Occhio a dare per scontato che tutto sia a posto, attenzione alle false rassicurazioni della committenza: si rischia una sicura condanna penale che può creare gravi difficoltà per la futura partecipazione alle gare, inutili spese legali per affrontare un processo lungo e costoso e, soprattutto, il dover convivere con qualche morto o ferito grave sulla coscienza.

Alla prossima e buone vacanze.

 

p.s. Ah! Un’ultima cosa, stavamo quasi per dimenticarcene. Qualcuno sa se la Regione Sicilia ha rilasciato l’autorizzazione sismica per la ricostruzione del Ponte Himera (ubicato proprio nella zona sismica di classe 2) prima che il Ministro De Micheli, firmataria delle Linee guida dallo stesso emanate, tagliasse il nastro dell’inaugurazione di ieri? Così per curiosità …

AppaltiLeaks® – Riproduzione riservata – 1 agosto 2020

 

AGGIORNAMENTO

Dopo il nostro articolo (e il panico che ne è derivato), il Legislatore ha deciso di correre ai ripari mettendoci la solita pezza all’italiana. Grazie all’art. 10, comma 1, lettera p-bis), della legge n. 120 del 2020 è stato, infatti, introdotto all’art. 94 del D.P.R. 6 giugno 2001, n. 380 il comma 2-bis il cui testo riportiamo qui di seguito: “Decorso inutilmente il termine per l’adozione del provvedimento conclusivo, ove il dirigente o il responsabile dell’ufficio non abbia opposto motivato diniego, sulla domanda di autorizzazione si intende formato il silenzio assenso. Fermi restando gli effetti comunque prodotti dal silenzio assenso ai sensi del primo periodo, lo sportello unico per l’edilizia rilascia, anche in via telematica, entro quindici giorni dalla richiesta dell’interessato, un’attestazione circa il decorso dei termini del procedimento, in assenza di richieste di integrazione documentale o istruttorie inevase e di provvedimenti di diniego; altrimenti, nello stesso termine, comunica all’interessato che tali atti sono intervenuti“.

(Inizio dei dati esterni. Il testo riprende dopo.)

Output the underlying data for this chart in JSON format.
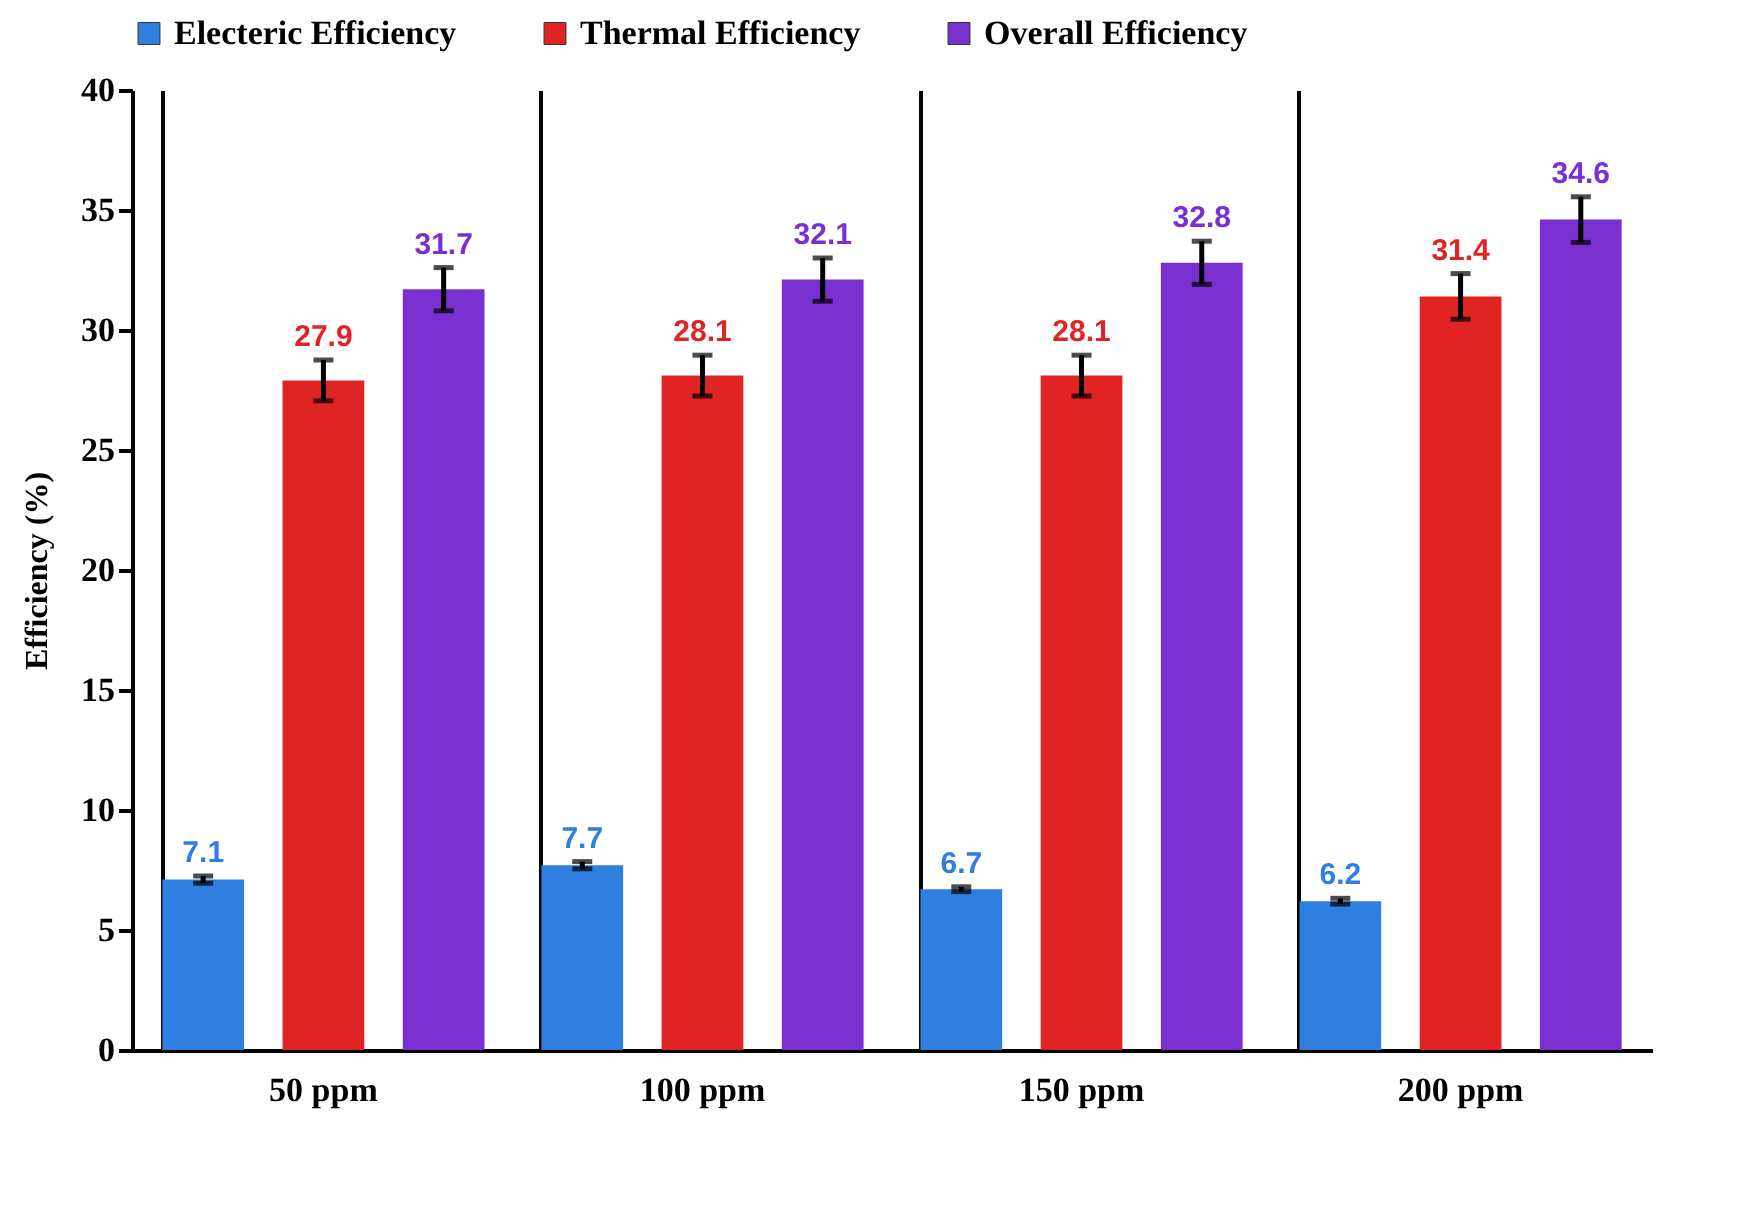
{
  "chart_data": {
    "type": "bar",
    "ylabel": "Efficiency (%)",
    "categories": [
      "50 ppm",
      "100 ppm",
      "150 ppm",
      "200 ppm"
    ],
    "series": [
      {
        "name": "Electeric Efficiency",
        "color": "#2f7fe0",
        "values": [
          7.1,
          7.7,
          6.7,
          6.2
        ],
        "errors": [
          0.15,
          0.15,
          0.1,
          0.12
        ]
      },
      {
        "name": "Thermal Efficiency",
        "color": "#e02424",
        "values": [
          27.9,
          28.1,
          28.1,
          31.4
        ],
        "errors": [
          0.85,
          0.85,
          0.85,
          0.95
        ]
      },
      {
        "name": "Overall Efficiency",
        "color": "#7a30d0",
        "values": [
          31.7,
          32.1,
          32.8,
          34.6
        ],
        "errors": [
          0.9,
          0.9,
          0.9,
          0.95
        ]
      }
    ],
    "ylim": [
      0,
      40
    ],
    "yticks": [
      0,
      5,
      10,
      15,
      20,
      25,
      30,
      35,
      40
    ],
    "grid": "x",
    "legend": "top",
    "data_labels": true
  }
}
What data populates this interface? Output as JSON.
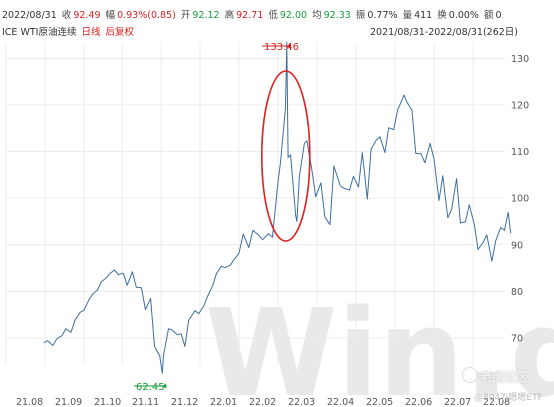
{
  "quote_bar": {
    "date": "2022/08/31",
    "close_label": "收",
    "close": "92.49",
    "change_label": "幅",
    "change": "0.93%(0.85)",
    "open_label": "开",
    "open": "92.12",
    "high_label": "高",
    "high": "92.71",
    "low_label": "低",
    "low": "92.00",
    "avg_label": "均",
    "avg": "92.33",
    "amp_label": "振",
    "amp": "0.77%",
    "vol_label": "量",
    "vol": "411",
    "turnover_label": "换",
    "turnover": "0.00%",
    "amount_label": "额",
    "amount": "0"
  },
  "subtitle": {
    "instrument": "ICE WTI原油连续",
    "freq": "日线",
    "adjust": "后复权",
    "range": "2021/08/31-2022/08/31(262日)"
  },
  "watermark": {
    "brand": "Win.d",
    "forum": "老虎社区",
    "user": "@8047i嗯嗯ETF"
  },
  "colors": {
    "line": "#3d6fa0",
    "high": "#d81e1e",
    "low": "#1a9d3a",
    "ellipse": "#e02020",
    "grid": "#ececec"
  },
  "chart_data": {
    "type": "line",
    "x_ticks": [
      "21.08",
      "21.09",
      "21.10",
      "21.11",
      "21.12",
      "22.01",
      "22.02",
      "22.03",
      "22.04",
      "22.05",
      "22.06",
      "22.07",
      "22.08"
    ],
    "y_ticks": [
      70,
      80,
      90,
      100,
      110,
      120,
      130
    ],
    "y_axis_side": "right",
    "ylim": [
      64,
      133.5
    ],
    "grid": true,
    "annotations": {
      "high": {
        "label": "133.46",
        "x": "2022-03-08",
        "value": 133.46
      },
      "low": {
        "label": "62.45",
        "x": "2021-12-02",
        "value": 62.45
      },
      "ellipse": "highlight around the March 2022 spike"
    },
    "series": [
      {
        "points": [
          [
            "2021-08-31",
            69.0
          ],
          [
            "2021-09-03",
            69.4
          ],
          [
            "2021-09-07",
            68.4
          ],
          [
            "2021-09-10",
            69.8
          ],
          [
            "2021-09-14",
            70.5
          ],
          [
            "2021-09-17",
            72.0
          ],
          [
            "2021-09-21",
            71.2
          ],
          [
            "2021-09-24",
            73.8
          ],
          [
            "2021-09-28",
            75.5
          ],
          [
            "2021-10-01",
            76.0
          ],
          [
            "2021-10-05",
            78.2
          ],
          [
            "2021-10-08",
            79.4
          ],
          [
            "2021-10-12",
            80.3
          ],
          [
            "2021-10-15",
            82.0
          ],
          [
            "2021-10-19",
            82.9
          ],
          [
            "2021-10-22",
            83.8
          ],
          [
            "2021-10-26",
            84.6
          ],
          [
            "2021-10-29",
            83.6
          ],
          [
            "2021-11-02",
            83.9
          ],
          [
            "2021-11-05",
            81.3
          ],
          [
            "2021-11-09",
            84.2
          ],
          [
            "2021-11-12",
            80.9
          ],
          [
            "2021-11-16",
            80.8
          ],
          [
            "2021-11-19",
            76.1
          ],
          [
            "2021-11-23",
            78.5
          ],
          [
            "2021-11-26",
            68.2
          ],
          [
            "2021-11-30",
            66.2
          ],
          [
            "2021-12-02",
            62.45
          ],
          [
            "2021-12-03",
            66.3
          ],
          [
            "2021-12-07",
            72.0
          ],
          [
            "2021-12-10",
            71.7
          ],
          [
            "2021-12-14",
            70.7
          ],
          [
            "2021-12-17",
            70.9
          ],
          [
            "2021-12-20",
            68.2
          ],
          [
            "2021-12-23",
            73.8
          ],
          [
            "2021-12-28",
            75.9
          ],
          [
            "2021-12-31",
            75.2
          ],
          [
            "2022-01-04",
            76.9
          ],
          [
            "2022-01-07",
            78.9
          ],
          [
            "2022-01-11",
            81.2
          ],
          [
            "2022-01-14",
            83.8
          ],
          [
            "2022-01-18",
            85.4
          ],
          [
            "2022-01-21",
            85.1
          ],
          [
            "2022-01-25",
            85.6
          ],
          [
            "2022-01-28",
            86.8
          ],
          [
            "2022-02-01",
            88.2
          ],
          [
            "2022-02-04",
            92.3
          ],
          [
            "2022-02-08",
            89.4
          ],
          [
            "2022-02-11",
            93.1
          ],
          [
            "2022-02-15",
            92.1
          ],
          [
            "2022-02-18",
            91.1
          ],
          [
            "2022-02-22",
            92.4
          ],
          [
            "2022-02-25",
            91.6
          ],
          [
            "2022-03-01",
            103.4
          ],
          [
            "2022-03-03",
            107.7
          ],
          [
            "2022-03-07",
            119.4
          ],
          [
            "2022-03-08",
            133.46
          ],
          [
            "2022-03-09",
            108.7
          ],
          [
            "2022-03-11",
            109.3
          ],
          [
            "2022-03-15",
            96.4
          ],
          [
            "2022-03-16",
            95.0
          ],
          [
            "2022-03-18",
            104.7
          ],
          [
            "2022-03-22",
            111.8
          ],
          [
            "2022-03-24",
            112.3
          ],
          [
            "2022-03-28",
            105.9
          ],
          [
            "2022-03-31",
            100.3
          ],
          [
            "2022-04-04",
            103.3
          ],
          [
            "2022-04-07",
            96.0
          ],
          [
            "2022-04-11",
            94.3
          ],
          [
            "2022-04-14",
            106.9
          ],
          [
            "2022-04-19",
            102.6
          ],
          [
            "2022-04-22",
            102.1
          ],
          [
            "2022-04-26",
            101.7
          ],
          [
            "2022-04-29",
            104.7
          ],
          [
            "2022-05-03",
            102.4
          ],
          [
            "2022-05-06",
            109.8
          ],
          [
            "2022-05-10",
            99.8
          ],
          [
            "2022-05-13",
            110.5
          ],
          [
            "2022-05-17",
            112.4
          ],
          [
            "2022-05-20",
            113.2
          ],
          [
            "2022-05-24",
            109.8
          ],
          [
            "2022-05-27",
            115.1
          ],
          [
            "2022-05-31",
            114.7
          ],
          [
            "2022-06-03",
            118.9
          ],
          [
            "2022-06-08",
            122.1
          ],
          [
            "2022-06-10",
            120.7
          ],
          [
            "2022-06-14",
            118.9
          ],
          [
            "2022-06-17",
            109.6
          ],
          [
            "2022-06-21",
            109.5
          ],
          [
            "2022-06-24",
            107.6
          ],
          [
            "2022-06-28",
            111.8
          ],
          [
            "2022-07-01",
            108.4
          ],
          [
            "2022-07-05",
            99.5
          ],
          [
            "2022-07-08",
            104.8
          ],
          [
            "2022-07-12",
            95.8
          ],
          [
            "2022-07-15",
            97.6
          ],
          [
            "2022-07-19",
            104.2
          ],
          [
            "2022-07-22",
            94.7
          ],
          [
            "2022-07-26",
            94.9
          ],
          [
            "2022-07-29",
            98.6
          ],
          [
            "2022-08-02",
            94.4
          ],
          [
            "2022-08-05",
            89.0
          ],
          [
            "2022-08-09",
            90.5
          ],
          [
            "2022-08-12",
            92.1
          ],
          [
            "2022-08-16",
            86.5
          ],
          [
            "2022-08-19",
            90.8
          ],
          [
            "2022-08-23",
            93.7
          ],
          [
            "2022-08-26",
            93.1
          ],
          [
            "2022-08-29",
            97.0
          ],
          [
            "2022-08-31",
            92.49
          ]
        ]
      }
    ]
  }
}
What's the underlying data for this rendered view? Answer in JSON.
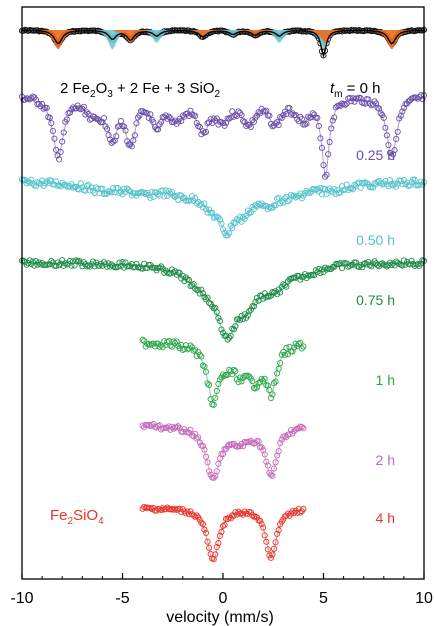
{
  "chart_data": {
    "type": "scatter",
    "title": "",
    "xlabel": "velocity (mm/s)",
    "ylabel": "",
    "xlim": [
      -10,
      10
    ],
    "x_ticks": [
      "-10",
      "-5",
      "0",
      "5",
      "10"
    ],
    "x_tick_values": [
      -10,
      -5,
      0,
      5,
      10
    ],
    "grid": false,
    "equation": {
      "prefix": "2 Fe",
      "sub1": "2",
      "mid1": "O",
      "sub2": "3",
      "rest": " + 2 Fe + 3 SiO",
      "sub3": "2"
    },
    "product_label": {
      "main": "Fe",
      "sub1": "2",
      "mid": "SiO",
      "sub2": "4"
    },
    "tm_label": {
      "italic": "t",
      "sub": "m",
      "rest": " = 0 h"
    },
    "fit_components": [
      {
        "name": "sextet-1",
        "color": "#ef6a1e",
        "lines": [
          -8.2,
          -4.6,
          -1.0,
          1.6,
          5.1,
          8.4
        ],
        "intensities": [
          3,
          2,
          1,
          1,
          2,
          3
        ],
        "width": 0.28
      },
      {
        "name": "sextet-2",
        "color": "#6fcbd6",
        "lines": [
          -5.5,
          -3.3,
          -1.0,
          0.5,
          2.8,
          5.0
        ],
        "intensities": [
          3,
          2,
          1,
          1,
          2,
          3
        ],
        "width": 0.26
      }
    ],
    "series": [
      {
        "name": "0 h",
        "label": "",
        "color": "#111111",
        "xrange": [
          -10,
          10
        ],
        "baseline": 0.0,
        "depth": 1.0,
        "noise": 0.012,
        "peaks": [
          [
            -8.2,
            0.85,
            0.24
          ],
          [
            -5.5,
            0.55,
            0.22
          ],
          [
            -4.6,
            0.6,
            0.22
          ],
          [
            -3.3,
            0.35,
            0.22
          ],
          [
            -1.0,
            0.4,
            0.24
          ],
          [
            0.5,
            0.25,
            0.22
          ],
          [
            1.6,
            0.3,
            0.22
          ],
          [
            2.8,
            0.35,
            0.22
          ],
          [
            5.0,
            1.6,
            0.16
          ],
          [
            8.4,
            0.85,
            0.24
          ]
        ]
      },
      {
        "name": "0.25 h",
        "label": "0.25 h",
        "color": "#6a4faa",
        "xrange": [
          -10,
          10
        ],
        "baseline": 1.0,
        "depth": 1.0,
        "noise": 0.015,
        "peaks": [
          [
            -8.2,
            0.75,
            0.32
          ],
          [
            -6.4,
            0.22,
            0.5
          ],
          [
            -5.5,
            0.45,
            0.3
          ],
          [
            -4.6,
            0.55,
            0.3
          ],
          [
            -3.3,
            0.35,
            0.3
          ],
          [
            -2.3,
            0.25,
            0.5
          ],
          [
            -1.0,
            0.38,
            0.35
          ],
          [
            0.0,
            0.25,
            0.5
          ],
          [
            1.3,
            0.3,
            0.4
          ],
          [
            2.6,
            0.3,
            0.4
          ],
          [
            4.0,
            0.25,
            0.5
          ],
          [
            5.1,
            0.95,
            0.22
          ],
          [
            8.4,
            0.75,
            0.32
          ]
        ]
      },
      {
        "name": "0.50 h",
        "label": "0.50 h",
        "color": "#55c2cc",
        "xrange": [
          -10,
          10
        ],
        "baseline": 2.0,
        "depth": 1.0,
        "noise": 0.02,
        "peaks": [
          [
            -6.0,
            0.12,
            0.9
          ],
          [
            -4.0,
            0.15,
            0.9
          ],
          [
            -2.0,
            0.15,
            0.9
          ],
          [
            -0.5,
            0.3,
            0.7
          ],
          [
            0.2,
            0.55,
            0.4
          ],
          [
            1.0,
            0.35,
            0.5
          ],
          [
            2.2,
            0.25,
            0.7
          ],
          [
            3.5,
            0.15,
            0.9
          ],
          [
            5.5,
            0.1,
            0.9
          ]
        ]
      },
      {
        "name": "0.75 h",
        "label": "0.75 h",
        "color": "#1e8b47",
        "xrange": [
          -10,
          10
        ],
        "baseline": 3.0,
        "depth": 1.0,
        "noise": 0.015,
        "peaks": [
          [
            -1.0,
            0.25,
            1.2
          ],
          [
            0.2,
            0.85,
            0.6
          ],
          [
            1.2,
            0.4,
            0.6
          ],
          [
            2.5,
            0.3,
            0.8
          ],
          [
            4.0,
            0.1,
            1.0
          ]
        ]
      },
      {
        "name": "1 h",
        "label": "1 h",
        "color": "#2aa84a",
        "xrange": [
          -4,
          4
        ],
        "baseline": 4.0,
        "depth": 1.0,
        "noise": 0.02,
        "peaks": [
          [
            -0.5,
            0.8,
            0.35
          ],
          [
            0.2,
            0.2,
            0.5
          ],
          [
            0.9,
            0.35,
            0.4
          ],
          [
            1.6,
            0.45,
            0.4
          ],
          [
            2.4,
            0.7,
            0.3
          ]
        ]
      },
      {
        "name": "2 h",
        "label": "2 h",
        "color": "#c56ab8",
        "xrange": [
          -4,
          4
        ],
        "baseline": 5.0,
        "depth": 1.0,
        "noise": 0.015,
        "peaks": [
          [
            -0.5,
            0.85,
            0.38
          ],
          [
            0.8,
            0.25,
            0.8
          ],
          [
            2.4,
            0.8,
            0.34
          ]
        ]
      },
      {
        "name": "4 h",
        "label": "4 h",
        "color": "#e8342a",
        "xrange": [
          -4,
          4
        ],
        "baseline": 6.0,
        "depth": 1.0,
        "noise": 0.012,
        "peaks": [
          [
            -0.5,
            0.9,
            0.35
          ],
          [
            2.4,
            0.85,
            0.32
          ]
        ]
      }
    ]
  }
}
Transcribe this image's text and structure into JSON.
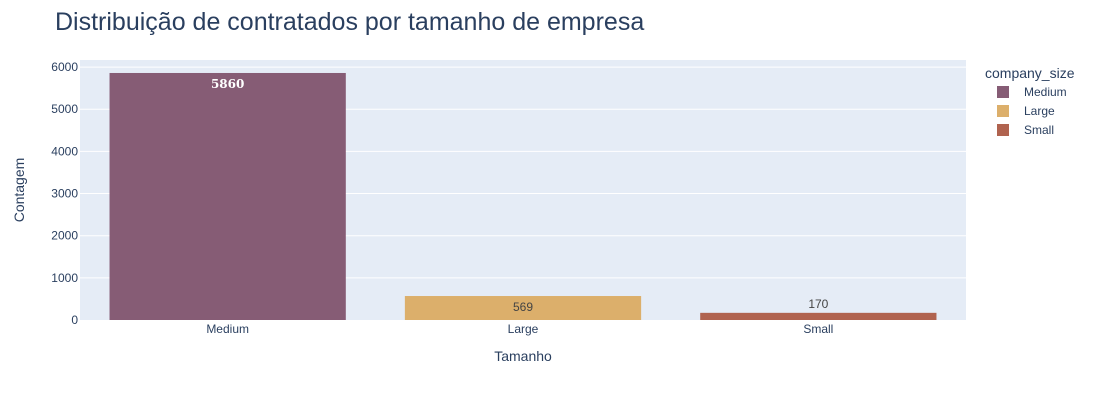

Il salvifico “silenzio assenso”, che accontenta un po’ tutti: i dirigenti regionali (che potranno continuare a percepire il proprio lauto stipendio senza neppure visionare i progetti), il progettista (che vedra realizzata l’opera del suio “ingegno” anche se palesemente errata o carente), i RUP e i DL (che manterranno il loro potere per ‘farsi convincere’ ad assentire le più lucrose e onnipresenti varianti in corso d’opera) e l’impresa appaltatrice (che continuerà a guadagnare dalle immancabili riserve e richieste di maggiori compensi). Tutti contenti, almeno fino al prossimo crollo e alle prossime vittime.